2.3.Post publication peer review
The key requirement of post-publication peer review is that a first editorial decision is made to publish the manuscript, and that the peer review process follows. The established tradition of giving papers at seminars and conferences is a precedent, albeit one designed to enhance papers before submitting them for formal peer review. This model principally accelerates publication, but also means that the author must be confident, since any rejection of the paper would be publicly visible.
Notable examples include Copernicus Publications, especially the journal Atmospheric Physics and Chemistry (with Discussions), as well as ScienceOpen or F1000 Research.
Technical peer review focuses on determining if the submitted article is sound in method and results. Validity is prioritized and significance or originality is not a key criterion influencing the decision to publish or not. The objective is to accelerate publishing and lighten the responsibilities and workload of the reviewers. A notable example is PLoS One, which has nevertheless published articles with significant impact.
Cascading peer review is based on the principle of reviewing a submitted manuscript only once (if possible) and offering to the author(s) a suitable publication venue in a tiered structure. The Nature group of journals have been a notable example. The objective is also to accelerate publishing and reduce the review burden.
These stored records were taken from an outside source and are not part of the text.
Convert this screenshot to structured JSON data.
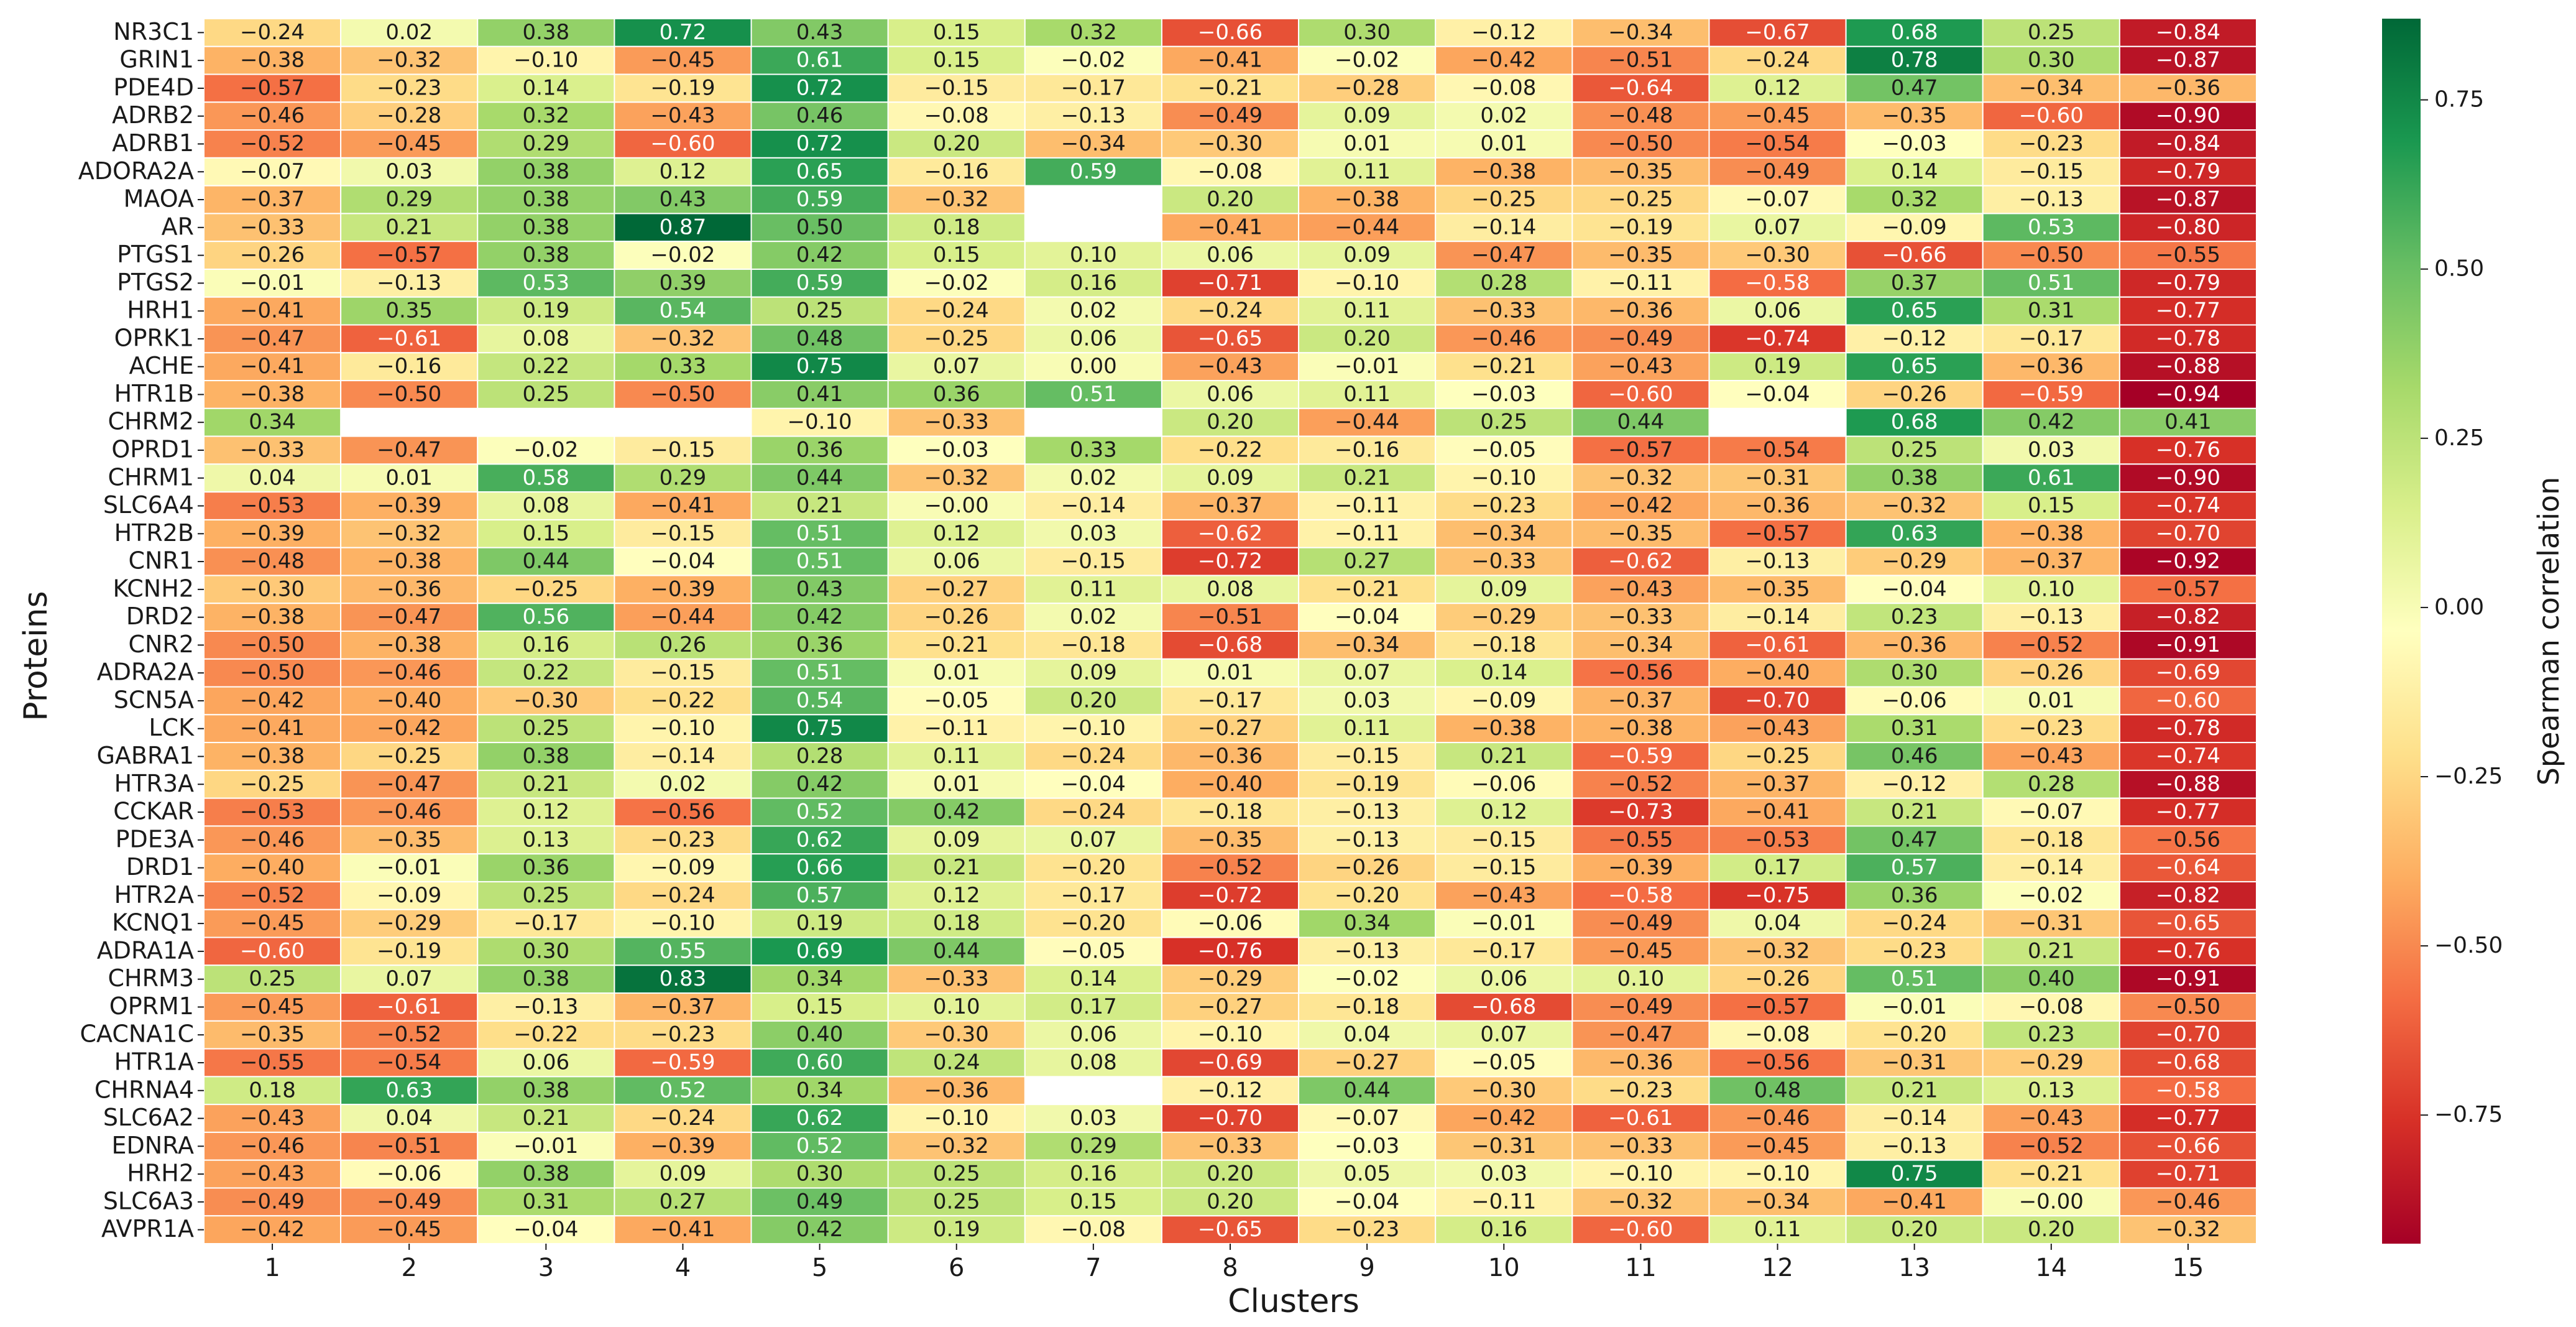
{
  "chart_data": {
    "type": "heatmap",
    "title": "",
    "xlabel": "Clusters",
    "ylabel": "Proteins",
    "colorbar_label": "Spearman correlation",
    "colorbar_range": [
      -0.94,
      0.87
    ],
    "colorbar_ticks": [
      0.75,
      0.5,
      0.25,
      0.0,
      -0.25,
      -0.5,
      -0.75
    ],
    "colorbar_tick_labels": [
      "0.75",
      "0.50",
      "0.25",
      "0.00",
      "−0.25",
      "−0.50",
      "−0.75"
    ],
    "colormap": "RdYlGn",
    "x_categories": [
      "1",
      "2",
      "3",
      "4",
      "5",
      "6",
      "7",
      "8",
      "9",
      "10",
      "11",
      "12",
      "13",
      "14",
      "15"
    ],
    "y_categories": [
      "NR3C1",
      "GRIN1",
      "PDE4D",
      "ADRB2",
      "ADRB1",
      "ADORA2A",
      "MAOA",
      "AR",
      "PTGS1",
      "PTGS2",
      "HRH1",
      "OPRK1",
      "ACHE",
      "HTR1B",
      "CHRM2",
      "OPRD1",
      "CHRM1",
      "SLC6A4",
      "HTR2B",
      "CNR1",
      "KCNH2",
      "DRD2",
      "CNR2",
      "ADRA2A",
      "SCN5A",
      "LCK",
      "GABRA1",
      "HTR3A",
      "CCKAR",
      "PDE3A",
      "DRD1",
      "HTR2A",
      "KCNQ1",
      "ADRA1A",
      "CHRM3",
      "OPRM1",
      "CACNA1C",
      "HTR1A",
      "CHRNA4",
      "SLC6A2",
      "EDNRA",
      "HRH2",
      "SLC6A3",
      "AVPR1A"
    ],
    "values": [
      [
        -0.24,
        0.02,
        0.38,
        0.72,
        0.43,
        0.15,
        0.32,
        -0.66,
        0.3,
        -0.12,
        -0.34,
        -0.67,
        0.68,
        0.25,
        -0.84
      ],
      [
        -0.38,
        -0.32,
        -0.1,
        -0.45,
        0.61,
        0.15,
        -0.02,
        -0.41,
        -0.02,
        -0.42,
        -0.51,
        -0.24,
        0.78,
        0.3,
        -0.87
      ],
      [
        -0.57,
        -0.23,
        0.14,
        -0.19,
        0.72,
        -0.15,
        -0.17,
        -0.21,
        -0.28,
        -0.08,
        -0.64,
        0.12,
        0.47,
        -0.34,
        -0.36
      ],
      [
        -0.46,
        -0.28,
        0.32,
        -0.43,
        0.46,
        -0.08,
        -0.13,
        -0.49,
        0.09,
        0.02,
        -0.48,
        -0.45,
        -0.35,
        -0.6,
        -0.9
      ],
      [
        -0.52,
        -0.45,
        0.29,
        -0.6,
        0.72,
        0.2,
        -0.34,
        -0.3,
        0.01,
        0.01,
        -0.5,
        -0.54,
        -0.03,
        -0.23,
        -0.84
      ],
      [
        -0.07,
        0.03,
        0.38,
        0.12,
        0.65,
        -0.16,
        0.59,
        -0.08,
        0.11,
        -0.38,
        -0.35,
        -0.49,
        0.14,
        -0.15,
        -0.79
      ],
      [
        -0.37,
        0.29,
        0.38,
        0.43,
        0.59,
        -0.32,
        null,
        0.2,
        -0.38,
        -0.25,
        -0.25,
        -0.07,
        0.32,
        -0.13,
        -0.87
      ],
      [
        -0.33,
        0.21,
        0.38,
        0.87,
        0.5,
        0.18,
        null,
        -0.41,
        -0.44,
        -0.14,
        -0.19,
        0.07,
        -0.09,
        0.53,
        -0.8
      ],
      [
        -0.26,
        -0.57,
        0.38,
        -0.02,
        0.42,
        0.15,
        0.1,
        0.06,
        0.09,
        -0.47,
        -0.35,
        -0.3,
        -0.66,
        -0.5,
        -0.55
      ],
      [
        -0.01,
        -0.13,
        0.53,
        0.39,
        0.59,
        -0.02,
        0.16,
        -0.71,
        -0.1,
        0.28,
        -0.11,
        -0.58,
        0.37,
        0.51,
        -0.79
      ],
      [
        -0.41,
        0.35,
        0.19,
        0.54,
        0.25,
        -0.24,
        0.02,
        -0.24,
        0.11,
        -0.33,
        -0.36,
        0.06,
        0.65,
        0.31,
        -0.77
      ],
      [
        -0.47,
        -0.61,
        0.08,
        -0.32,
        0.48,
        -0.25,
        0.06,
        -0.65,
        0.2,
        -0.46,
        -0.49,
        -0.74,
        -0.12,
        -0.17,
        -0.78
      ],
      [
        -0.41,
        -0.16,
        0.22,
        0.33,
        0.75,
        0.07,
        0.0,
        -0.43,
        -0.01,
        -0.21,
        -0.43,
        0.19,
        0.65,
        -0.36,
        -0.88
      ],
      [
        -0.38,
        -0.5,
        0.25,
        -0.5,
        0.41,
        0.36,
        0.51,
        0.06,
        0.11,
        -0.03,
        -0.6,
        -0.04,
        -0.26,
        -0.59,
        -0.94
      ],
      [
        0.34,
        null,
        null,
        null,
        -0.1,
        -0.33,
        null,
        0.2,
        -0.44,
        0.25,
        0.44,
        null,
        0.68,
        0.42,
        0.41
      ],
      [
        -0.33,
        -0.47,
        -0.02,
        -0.15,
        0.36,
        -0.03,
        0.33,
        -0.22,
        -0.16,
        -0.05,
        -0.57,
        -0.54,
        0.25,
        0.03,
        -0.76
      ],
      [
        0.04,
        0.01,
        0.58,
        0.29,
        0.44,
        -0.32,
        0.02,
        0.09,
        0.21,
        -0.1,
        -0.32,
        -0.31,
        0.38,
        0.61,
        -0.9
      ],
      [
        -0.53,
        -0.39,
        0.08,
        -0.41,
        0.21,
        -0.0,
        -0.14,
        -0.37,
        -0.11,
        -0.23,
        -0.42,
        -0.36,
        -0.32,
        0.15,
        -0.74
      ],
      [
        -0.39,
        -0.32,
        0.15,
        -0.15,
        0.51,
        0.12,
        0.03,
        -0.62,
        -0.11,
        -0.34,
        -0.35,
        -0.57,
        0.63,
        -0.38,
        -0.7
      ],
      [
        -0.48,
        -0.38,
        0.44,
        -0.04,
        0.51,
        0.06,
        -0.15,
        -0.72,
        0.27,
        -0.33,
        -0.62,
        -0.13,
        -0.29,
        -0.37,
        -0.92
      ],
      [
        -0.3,
        -0.36,
        -0.25,
        -0.39,
        0.43,
        -0.27,
        0.11,
        0.08,
        -0.21,
        0.09,
        -0.43,
        -0.35,
        -0.04,
        0.1,
        -0.57
      ],
      [
        -0.38,
        -0.47,
        0.56,
        -0.44,
        0.42,
        -0.26,
        0.02,
        -0.51,
        -0.04,
        -0.29,
        -0.33,
        -0.14,
        0.23,
        -0.13,
        -0.82
      ],
      [
        -0.5,
        -0.38,
        0.16,
        0.26,
        0.36,
        -0.21,
        -0.18,
        -0.68,
        -0.34,
        -0.18,
        -0.34,
        -0.61,
        -0.36,
        -0.52,
        -0.91
      ],
      [
        -0.5,
        -0.46,
        0.22,
        -0.15,
        0.51,
        0.01,
        0.09,
        0.01,
        0.07,
        0.14,
        -0.56,
        -0.4,
        0.3,
        -0.26,
        -0.69
      ],
      [
        -0.42,
        -0.4,
        -0.3,
        -0.22,
        0.54,
        -0.05,
        0.2,
        -0.17,
        0.03,
        -0.09,
        -0.37,
        -0.7,
        -0.06,
        0.01,
        -0.6
      ],
      [
        -0.41,
        -0.42,
        0.25,
        -0.1,
        0.75,
        -0.11,
        -0.1,
        -0.27,
        0.11,
        -0.38,
        -0.38,
        -0.43,
        0.31,
        -0.23,
        -0.78
      ],
      [
        -0.38,
        -0.25,
        0.38,
        -0.14,
        0.28,
        0.11,
        -0.24,
        -0.36,
        -0.15,
        0.21,
        -0.59,
        -0.25,
        0.46,
        -0.43,
        -0.74
      ],
      [
        -0.25,
        -0.47,
        0.21,
        0.02,
        0.42,
        0.01,
        -0.04,
        -0.4,
        -0.19,
        -0.06,
        -0.52,
        -0.37,
        -0.12,
        0.28,
        -0.88
      ],
      [
        -0.53,
        -0.46,
        0.12,
        -0.56,
        0.52,
        0.42,
        -0.24,
        -0.18,
        -0.13,
        0.12,
        -0.73,
        -0.41,
        0.21,
        -0.07,
        -0.77
      ],
      [
        -0.46,
        -0.35,
        0.13,
        -0.23,
        0.62,
        0.09,
        0.07,
        -0.35,
        -0.13,
        -0.15,
        -0.55,
        -0.53,
        0.47,
        -0.18,
        -0.56
      ],
      [
        -0.4,
        -0.01,
        0.36,
        -0.09,
        0.66,
        0.21,
        -0.2,
        -0.52,
        -0.26,
        -0.15,
        -0.39,
        0.17,
        0.57,
        -0.14,
        -0.64
      ],
      [
        -0.52,
        -0.09,
        0.25,
        -0.24,
        0.57,
        0.12,
        -0.17,
        -0.72,
        -0.2,
        -0.43,
        -0.58,
        -0.75,
        0.36,
        -0.02,
        -0.82
      ],
      [
        -0.45,
        -0.29,
        -0.17,
        -0.1,
        0.19,
        0.18,
        -0.2,
        -0.06,
        0.34,
        -0.01,
        -0.49,
        0.04,
        -0.24,
        -0.31,
        -0.65
      ],
      [
        -0.6,
        -0.19,
        0.3,
        0.55,
        0.69,
        0.44,
        -0.05,
        -0.76,
        -0.13,
        -0.17,
        -0.45,
        -0.32,
        -0.23,
        0.21,
        -0.76
      ],
      [
        0.25,
        0.07,
        0.38,
        0.83,
        0.34,
        -0.33,
        0.14,
        -0.29,
        -0.02,
        0.06,
        0.1,
        -0.26,
        0.51,
        0.4,
        -0.91
      ],
      [
        -0.45,
        -0.61,
        -0.13,
        -0.37,
        0.15,
        0.1,
        0.17,
        -0.27,
        -0.18,
        -0.68,
        -0.49,
        -0.57,
        -0.01,
        -0.08,
        -0.5
      ],
      [
        -0.35,
        -0.52,
        -0.22,
        -0.23,
        0.4,
        -0.3,
        0.06,
        -0.1,
        0.04,
        0.07,
        -0.47,
        -0.08,
        -0.2,
        0.23,
        -0.7
      ],
      [
        -0.55,
        -0.54,
        0.06,
        -0.59,
        0.6,
        0.24,
        0.08,
        -0.69,
        -0.27,
        -0.05,
        -0.36,
        -0.56,
        -0.31,
        -0.29,
        -0.68
      ],
      [
        0.18,
        0.63,
        0.38,
        0.52,
        0.34,
        -0.36,
        null,
        -0.12,
        0.44,
        -0.3,
        -0.23,
        0.48,
        0.21,
        0.13,
        -0.58
      ],
      [
        -0.43,
        0.04,
        0.21,
        -0.24,
        0.62,
        -0.1,
        0.03,
        -0.7,
        -0.07,
        -0.42,
        -0.61,
        -0.46,
        -0.14,
        -0.43,
        -0.77
      ],
      [
        -0.46,
        -0.51,
        -0.01,
        -0.39,
        0.52,
        -0.32,
        0.29,
        -0.33,
        -0.03,
        -0.31,
        -0.33,
        -0.45,
        -0.13,
        -0.52,
        -0.66
      ],
      [
        -0.43,
        -0.06,
        0.38,
        0.09,
        0.3,
        0.25,
        0.16,
        0.2,
        0.05,
        0.03,
        -0.1,
        -0.1,
        0.75,
        -0.21,
        -0.71
      ],
      [
        -0.49,
        -0.49,
        0.31,
        0.27,
        0.49,
        0.25,
        0.15,
        0.2,
        -0.04,
        -0.11,
        -0.32,
        -0.34,
        -0.41,
        -0.0,
        -0.46
      ],
      [
        -0.42,
        -0.45,
        -0.04,
        -0.41,
        0.42,
        0.19,
        -0.08,
        -0.65,
        -0.23,
        0.16,
        -0.6,
        0.11,
        0.2,
        0.2,
        -0.32
      ]
    ]
  }
}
Results-free review means that in a first step the paper is evaluated only for its rationale and method, not the results. If the former is deemed suitable for publication, then this is offered in principle. In a second step, the results are reviewed too. Publication may only be rejected if the results deviate unjustifiably from the stated aims and methods. The objective of results-free review is to tackle bias in the reviewer process that results from looking at the results and their potential significance first and foremost.
More experiments are under way that include, for example, making peer review independent of the journal and providing it as a service; or automating parts of the peer review with the support of artificial intelligence, e.g. pre-checking manuscripts for authorship, permissions and plagiarism. Early evidence shows that machines pick up more detail than human reviewers.
4.More recognition and training?
Publishers seek to provide recognition and rewards for reviewers, which range from thank you notes to free subscriptions. Recently, more systematic efforts are made at mentoring and training reviewers. A mentoring pilot at BMC Medicine is set to determine if structured feedback from a mentor improves the quality of peer review reports produced.
More generally, recognizing and rewarding peer reviewers has become a priority for scholarly societies, publishers, and service providers. For example, societies publish lists of the most prolific and helpful reviewers; publishers give public credit and provide additional rewards; and service providers enable the collection of data on reviews and reviewers to enhance reviewer visibility and rewards. Further still, Publons is a start-up dedicated to publicly recognizing reviewers for their contribution, enabling reviewers to track and showcase their activities.
Overall, peer review has seen much experimentation around the issue of transparency, and much improvement in terms of efficiency and recognition.